Search code examples
.netnestedtabsxmlreader

Properly reading a nested XML document using an XmlReader.ReadInnerXML in .NET 3.5


I'm using an XmlReader.ReadInnerXML to read an XML document (as text) embedded within in an element of an outer XML document. This works fine except for the handling of tab characters in attributes of the inner XML. Example:

<document>
  <interface>
    <scriptaction script="&#x9;one tab&#xD;&#xA;&#x9;&#x9;two tabs&#xD;&#xA;&#x9;&#x9;&#x9;three tabs" />
  </interface>
</document>

When ReadInnerXML is used at the "document" element level, the resulting string looks like this:

<interface><scriptaction script=" one tab&#xD;&#xA;  two tabs&#xD;&#xA;   three tabs"/></interface>

IOW, the tabs are turned into actual tab characters. Then when we then parse the resulting inner document, the tabs are normalized into spaces in the usual whitespace handling fashon, and the result is the conversion of tab characters to spaces. We need to preserve the attribute values as they are.

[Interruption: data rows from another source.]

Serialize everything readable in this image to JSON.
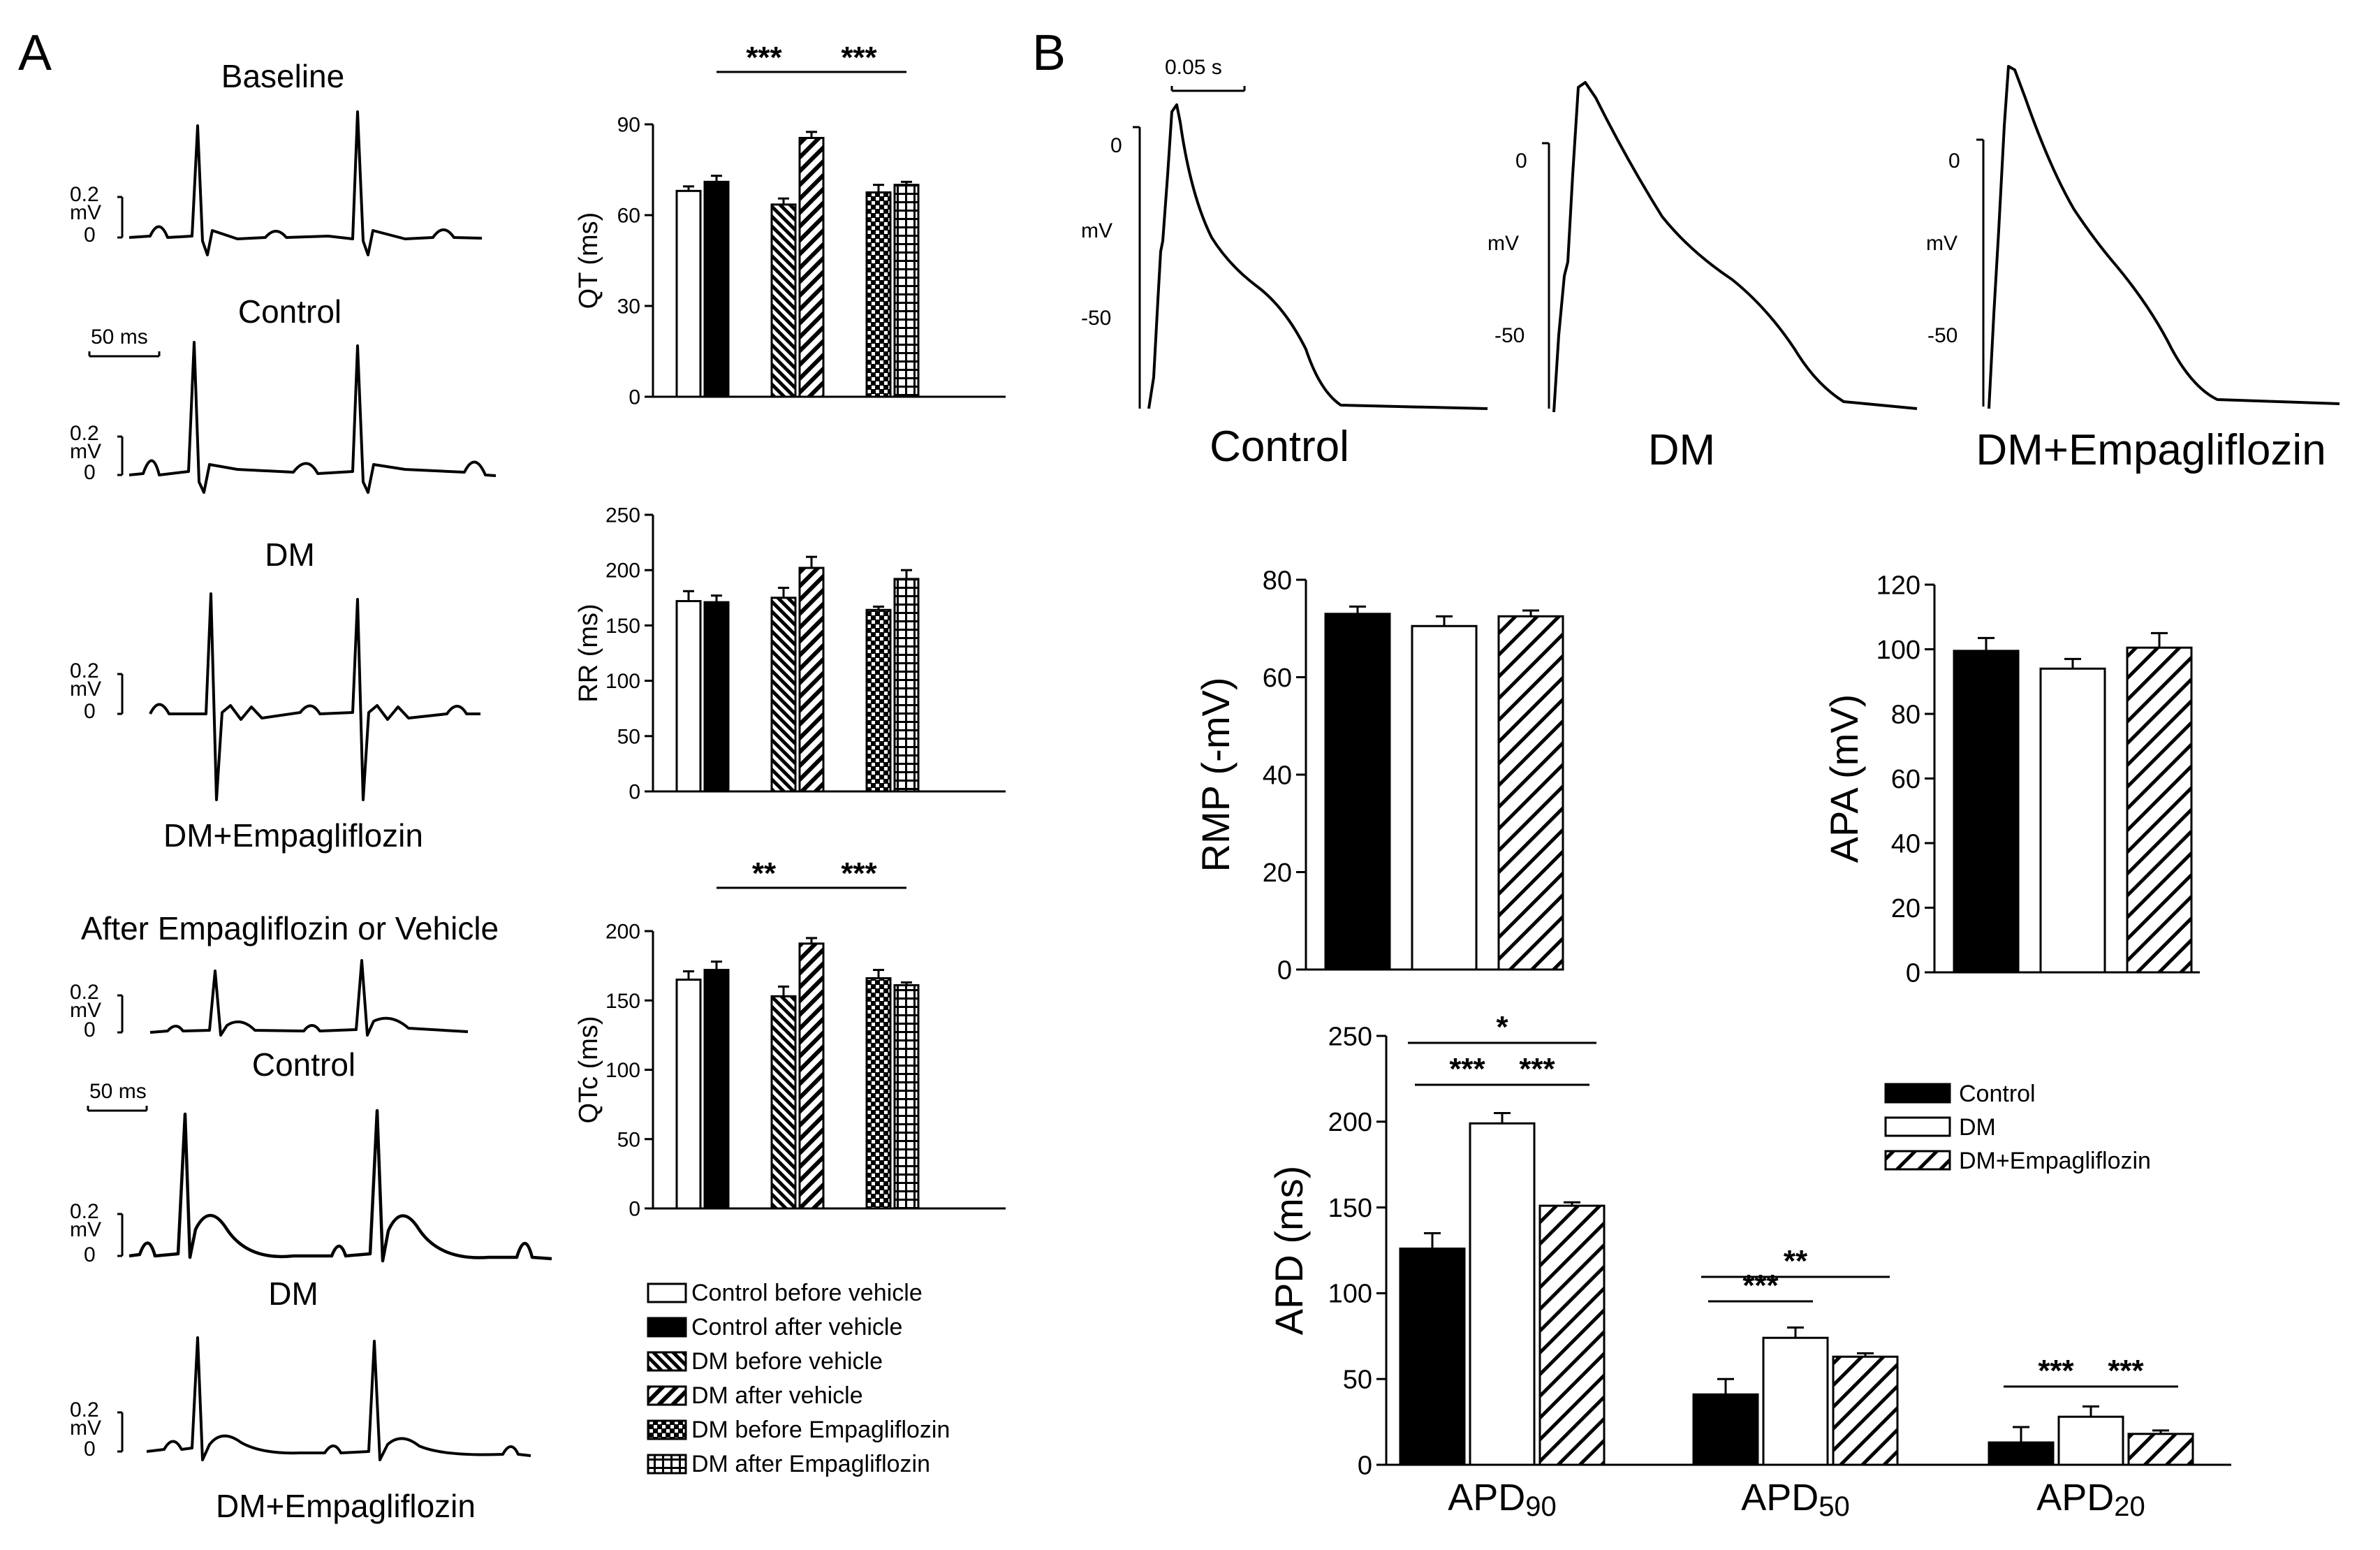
{
  "panel_a": {
    "label": "A",
    "traces": {
      "baseline_title": "Baseline",
      "baseline": [
        "Control",
        "DM",
        "DM+Empagliflozin"
      ],
      "after_title": "After Empagliflozin or Vehicle",
      "after": [
        "Control",
        "DM",
        "DM+Empagliflozin"
      ],
      "scale_top": "0.2",
      "scale_unit": "mV",
      "scale_zero": "0",
      "time_scale": "50 ms"
    },
    "legend": [
      {
        "label": "Control before vehicle",
        "pattern": "white"
      },
      {
        "label": "Control after vehicle",
        "pattern": "black"
      },
      {
        "label": "DM before vehicle",
        "pattern": "diag-dense"
      },
      {
        "label": "DM after vehicle",
        "pattern": "diag-sparse"
      },
      {
        "label": "DM before Empagliflozin",
        "pattern": "cross"
      },
      {
        "label": "DM after Empagliflozin",
        "pattern": "grid"
      }
    ]
  },
  "panel_b": {
    "label": "B",
    "ap_scale": "0.05 s",
    "ap_unit": "mV",
    "ap_ticks": [
      "0",
      "-50"
    ],
    "ap_labels": [
      "Control",
      "DM",
      "DM+Empagliflozin"
    ],
    "legend": [
      {
        "label": "Control",
        "pattern": "black"
      },
      {
        "label": "DM",
        "pattern": "white"
      },
      {
        "label": "DM+Empagliflozin",
        "pattern": "hatch"
      }
    ]
  },
  "chart_data": [
    {
      "id": "qt",
      "type": "bar",
      "ylabel": "QT (ms)",
      "ylim": [
        0,
        90
      ],
      "yticks": [
        0,
        30,
        60,
        90
      ],
      "series": [
        {
          "name": "Control before vehicle",
          "value": 68,
          "err": 1.5
        },
        {
          "name": "Control after vehicle",
          "value": 71,
          "err": 2
        },
        {
          "name": "DM before vehicle",
          "value": 63.5,
          "err": 2
        },
        {
          "name": "DM after vehicle",
          "value": 85.5,
          "err": 2
        },
        {
          "name": "DM before Empagliflozin",
          "value": 67.5,
          "err": 2.5
        },
        {
          "name": "DM after Empagliflozin",
          "value": 70,
          "err": 1
        }
      ],
      "significance": [
        {
          "from": 1,
          "to": 3,
          "label": "***"
        },
        {
          "from": 3,
          "to": 5,
          "label": "***"
        }
      ]
    },
    {
      "id": "rr",
      "type": "bar",
      "ylabel": "RR (ms)",
      "ylim": [
        0,
        250
      ],
      "yticks": [
        0,
        50,
        100,
        150,
        200,
        250
      ],
      "series": [
        {
          "name": "Control before vehicle",
          "value": 172,
          "err": 9
        },
        {
          "name": "Control after vehicle",
          "value": 171,
          "err": 6
        },
        {
          "name": "DM before vehicle",
          "value": 175,
          "err": 9
        },
        {
          "name": "DM after vehicle",
          "value": 202,
          "err": 10
        },
        {
          "name": "DM before Empagliflozin",
          "value": 164,
          "err": 3
        },
        {
          "name": "DM after Empagliflozin",
          "value": 192,
          "err": 8
        }
      ],
      "significance": []
    },
    {
      "id": "qtc",
      "type": "bar",
      "ylabel": "QTc (ms)",
      "ylim": [
        0,
        200
      ],
      "yticks": [
        0,
        50,
        100,
        150,
        200
      ],
      "series": [
        {
          "name": "Control before vehicle",
          "value": 165,
          "err": 6
        },
        {
          "name": "Control after vehicle",
          "value": 172,
          "err": 6
        },
        {
          "name": "DM before vehicle",
          "value": 153,
          "err": 7
        },
        {
          "name": "DM after vehicle",
          "value": 191,
          "err": 4
        },
        {
          "name": "DM before Empagliflozin",
          "value": 166,
          "err": 6
        },
        {
          "name": "DM after Empagliflozin",
          "value": 161,
          "err": 2
        }
      ],
      "significance": [
        {
          "from": 1,
          "to": 3,
          "label": "**"
        },
        {
          "from": 3,
          "to": 5,
          "label": "***"
        }
      ]
    },
    {
      "id": "rmp",
      "type": "bar",
      "ylabel": "RMP (-mV)",
      "ylim": [
        0,
        80
      ],
      "yticks": [
        0,
        20,
        40,
        60,
        80
      ],
      "series": [
        {
          "name": "Control",
          "value": 73,
          "err": 1.5
        },
        {
          "name": "DM",
          "value": 70.5,
          "err": 2
        },
        {
          "name": "DM+Empagliflozin",
          "value": 72.5,
          "err": 1.2
        }
      ]
    },
    {
      "id": "apa",
      "type": "bar",
      "ylabel": "APA (mV)",
      "ylim": [
        0,
        120
      ],
      "yticks": [
        0,
        20,
        40,
        60,
        80,
        100,
        120
      ],
      "series": [
        {
          "name": "Control",
          "value": 99.5,
          "err": 4
        },
        {
          "name": "DM",
          "value": 94,
          "err": 3
        },
        {
          "name": "DM+Empagliflozin",
          "value": 100.5,
          "err": 4.5
        }
      ]
    },
    {
      "id": "apd",
      "type": "bar",
      "ylabel": "APD (ms)",
      "ylim": [
        0,
        250
      ],
      "yticks": [
        0,
        50,
        100,
        150,
        200,
        250
      ],
      "categories": [
        {
          "main": "APD",
          "sub": "90"
        },
        {
          "main": "APD",
          "sub": "50"
        },
        {
          "main": "APD",
          "sub": "20"
        }
      ],
      "series": [
        {
          "name": "Control",
          "values": [
            126,
            41,
            13
          ],
          "errs": [
            9,
            5,
            1.5
          ]
        },
        {
          "name": "DM",
          "values": [
            199,
            74,
            28
          ],
          "errs": [
            6,
            6,
            3
          ]
        },
        {
          "name": "DM+Empagliflozin",
          "values": [
            151,
            63,
            18
          ],
          "errs": [
            7,
            5,
            2
          ]
        }
      ],
      "significance": [
        {
          "cat": 0,
          "from": 0,
          "to": 1,
          "label": "***",
          "level": 0
        },
        {
          "cat": 0,
          "from": 1,
          "to": 2,
          "label": "***",
          "level": 0
        },
        {
          "cat": 0,
          "from": 0,
          "to": 2,
          "label": "*",
          "level": 1
        },
        {
          "cat": 1,
          "from": 0,
          "to": 1,
          "label": "***",
          "level": 0
        },
        {
          "cat": 1,
          "from": 0,
          "to": 2,
          "label": "**",
          "level": 1
        },
        {
          "cat": 2,
          "from": 0,
          "to": 1,
          "label": "***",
          "level": 0
        },
        {
          "cat": 2,
          "from": 1,
          "to": 2,
          "label": "***",
          "level": 0
        }
      ]
    }
  ]
}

We've tried messing with various XmlReader settings to no avail. Is this possibly a defect in the reader, or something we're doing wrong?

Thanks in advance,

-- Nathan Allan - Database Consulting Group


Solution

  • I'm afraid this behaviour is required by the XML spec: http://www.w3.org/TR/REC-xml/#AVNormalize

    Do you control the XML generation? Can you use a CDATA section instead?